Some analysts are unconvinced. "We have to wait and see," says Quyn Pham at Delafield Hambrecht. Needham & Co.'s Mark Monane, however, thinks Aventis and Genta have already "put together a compelling argument." He too is wary about the drug's mechanism of action but believes Genasense holds promise against other cancers, particularly given the dismal record of prior therapies.
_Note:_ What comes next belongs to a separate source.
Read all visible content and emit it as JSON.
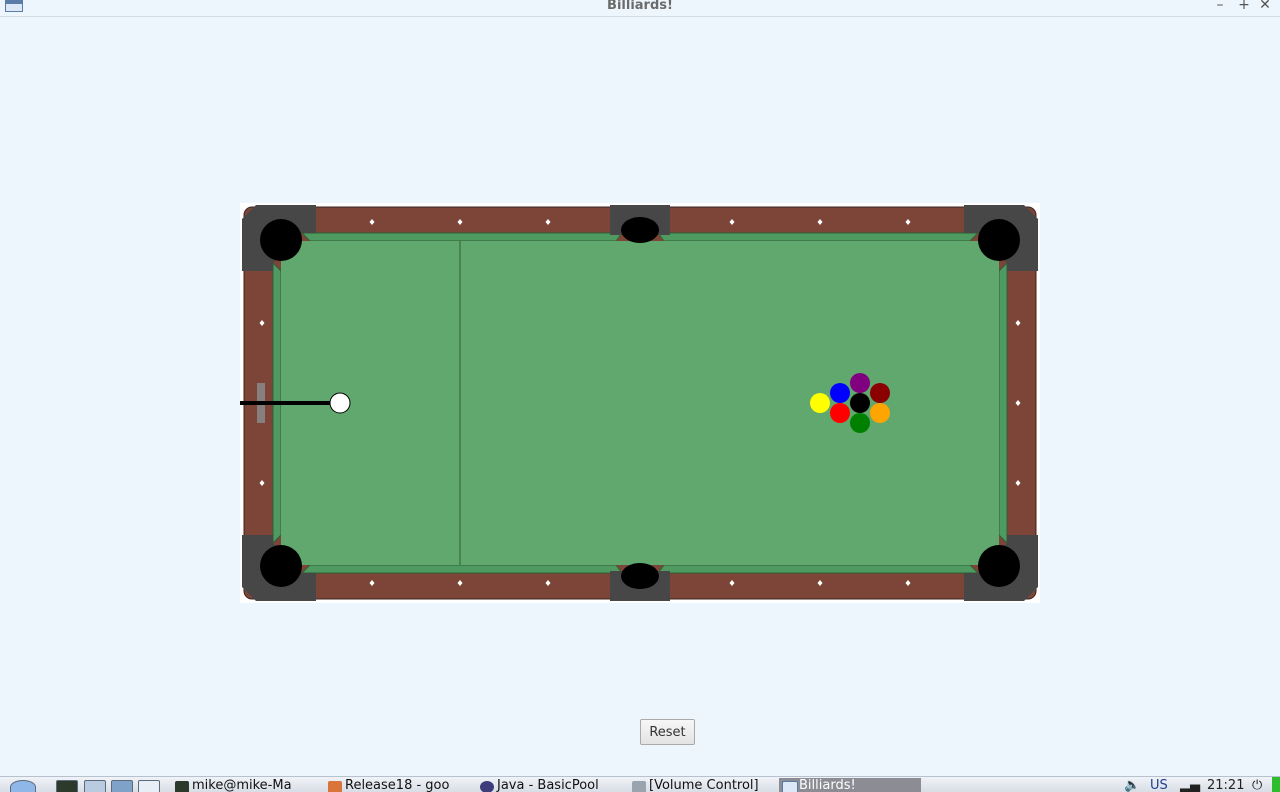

Genasense would become only the second antisense molecule to win FDA approval, following Isis Pharmaceuticals' Vitravene, used to treat cytomegalovirus retinitis in AIDS patients. That would be a huge victory for the technology that has seen its share of disappointments. "The field is labeled as a sector," says Patrick Iversen, AVI BioPharma's senior vice president of research and development. "Good news, like bad news, can affect us all."

However, AVI and Isis say they do not see such off-target effects. "We don't have those effects, and so we can predict the next success," Iversen says. "We have not seen off-target effects," agrees Isis' vice president of development, Jon Holmlund.

Antisense therapy has been poised for a breakthrough for several years. "We need to get these drugs through Phase III trials," Holmlund says. Establishing the mechanism of Genasense is clearly important to the scientists. But investors may not worry. As Mohane says, "If it works, it works."